Vendredi matin, la ministre de l’éducation nationale, Élisabeth Borne, n’a tiré aucune leçon du témoignage de l’ex-enseignante, préférant attaquer violemment Mediapart pour son travail d’information. Invitée sur BFMTV, la ministre a rompu deux semaines de silence pour discréditer, elle aussi, la première lanceuse d’alerte.

« Le témoignage que Mediapart nous sort trente ans plus tard et la façon qu’ils ont de feuilletonner, voilà, c’est la méthode habituelle de Mediapart », a-t-elle déclaré, dénonçant « l’exploitation politique qui peut-être fait par Mediapart » et « par La France insoumise ».

Si feuilleton il y a, celui-ci semble pourtant voulu et entretenu par le premier ministre lui-même. Il ne cesse d’enchaîner les contrevérités à chaque prise de parole, au détriment de nombreux témoignages, archives et documents. Et si Élisabeth Borne préfère à nouveau discréditer Françoise Gullung, le récit de cette dernière n’a jamais varié. Il y a trente ans déjà, elle dénonçait les mêmes violences sur Antenne 2, Libération ou La République des Pyrénées.

« Moi, je ne sais pas ce qui s’est passé dans cette école », a ajouté l’ancienne première ministre sur BFMTV, oubliant sans doute que les scandales au sein de cet établissement ont été révélés en 2023. Et d’oser : « J’espère que les victimes seront bien prises en charge. » Des victimes, qu’elle a d’abord longuement ignorées. Le 12 février, interrogée sur le scandale, la ministre de l’éducation n’avait pas eu un mot pour elles.
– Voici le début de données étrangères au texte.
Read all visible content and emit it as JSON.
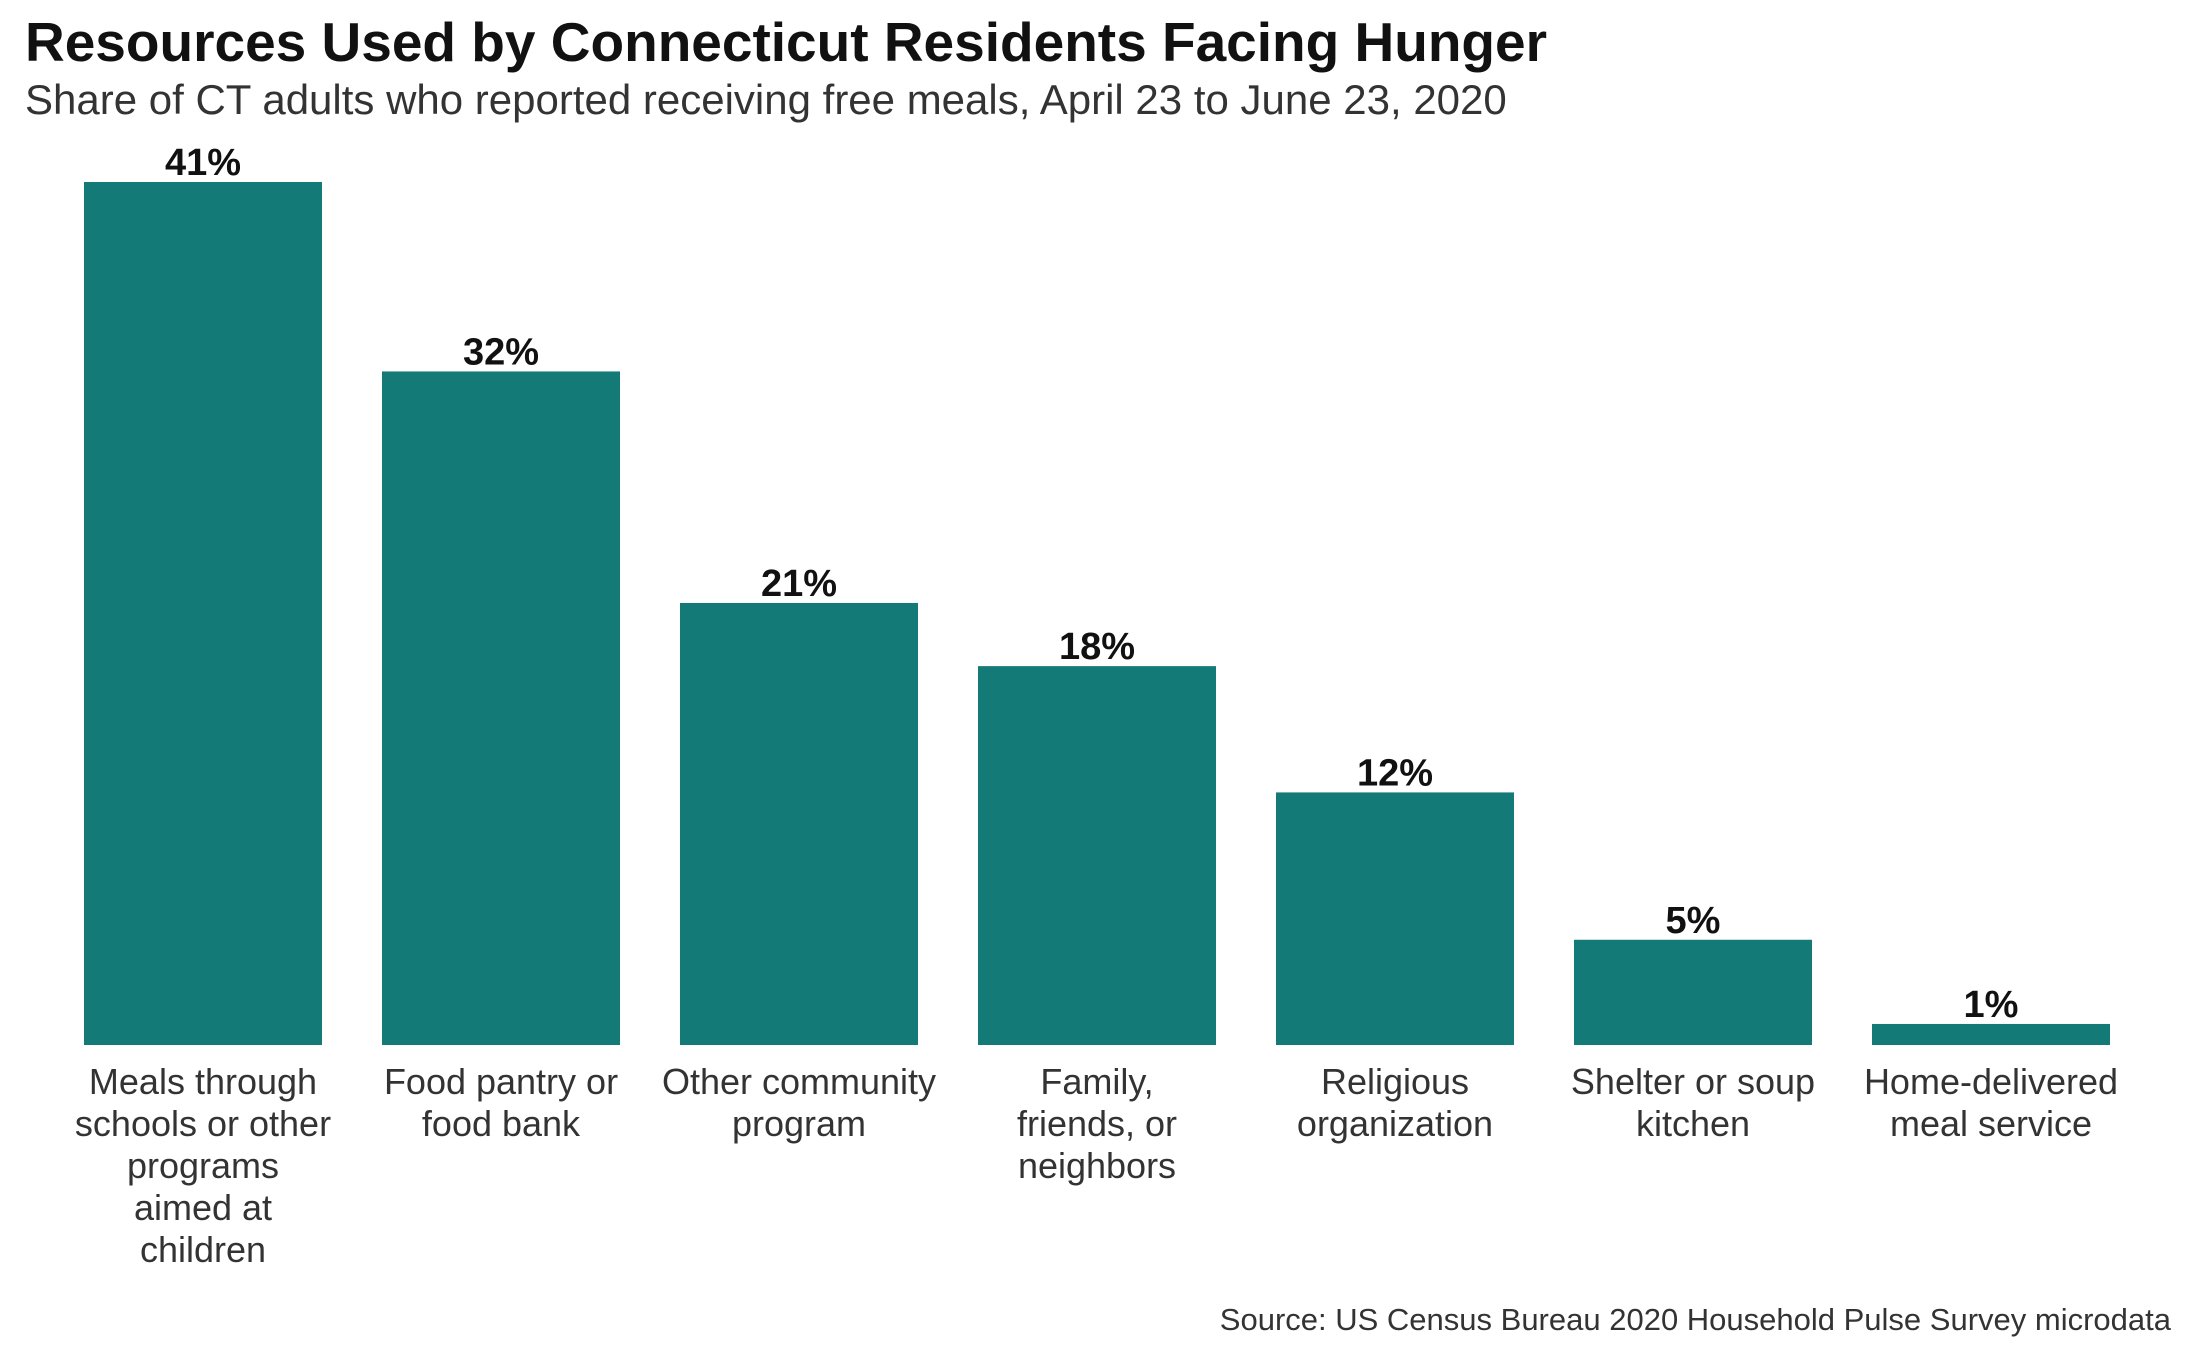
{
  "title": "Resources Used by Connecticut Residents Facing Hunger",
  "subtitle": "Share of CT adults who reported receiving free meals, April 23 to June 23, 2020",
  "source": "Source: US Census Bureau 2020 Household Pulse Survey microdata",
  "colors": {
    "bar": "#137a78",
    "value_label": "#111111",
    "axis_text": "#333333"
  },
  "chart_data": {
    "type": "bar",
    "title": "Resources Used by Connecticut Residents Facing Hunger",
    "subtitle": "Share of CT adults who reported receiving free meals, April 23 to June 23, 2020",
    "xlabel": "",
    "ylabel": "",
    "ylim": [
      0,
      41
    ],
    "grid": false,
    "categories": [
      "Meals through schools or other programs aimed at children",
      "Food pantry or food bank",
      "Other community program",
      "Family, friends, or neighbors",
      "Religious organization",
      "Shelter or soup kitchen",
      "Home-delivered meal service"
    ],
    "values": [
      41,
      32,
      21,
      18,
      12,
      5,
      1
    ],
    "data_labels": [
      "41%",
      "32%",
      "21%",
      "18%",
      "12%",
      "5%",
      "1%"
    ]
  }
}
Élisabeth Borne n’avait pas souhaité non plus s’exprimer sur les actions que son ministère pouvait entreprendre. « Je ne suis pas ministre de la justice, et quand bien même je le serais, je n’aurais pas à me prononcer sur une affaire qui fait l’objet d’une procédure judiciaire », avait-t-elle balayé.

La ministre a attendu plus de quinze jours avant de s’exprimer, en montrant au passage qu’elle ne connaissait pas le numéro d’urgence « Enfance en danger ». Elle a reconnu des failles au niveau de l’État, et jugé difficile de « comprendre pourquoi [celui-ci] n’a pas agi plus tôt ».

Et si une enquête préliminaire est ouverte depuis février 2024 et que 114 plaintes ont été déposées, ni Élisabeth Borne ni ses prédécesseurs n’avaient jugé utile de réagir jusqu’alors. Comme l’a révélé Mediapart, aucune inspection générale (un contrôle bien plus poussé qu’une simple inspection académique) n’a été diligentée à Notre-Dame-de-Bétharram pendant trente ans.

En février 2024, un surveillant visé par plusieurs plaintes était pourtant encore en poste. Il a été suspendu grâce au travail d’information de la presse quotidienne régionale. Il a fallu attendre un courrier envoyé par le député LFI Paul Vannier le 13 février pour que le ministère décide finalement de diligenter une inspection. Elle est prévue pour le 17 mars, et a été annoncée publiquement un mois avant qu’elle soit menée.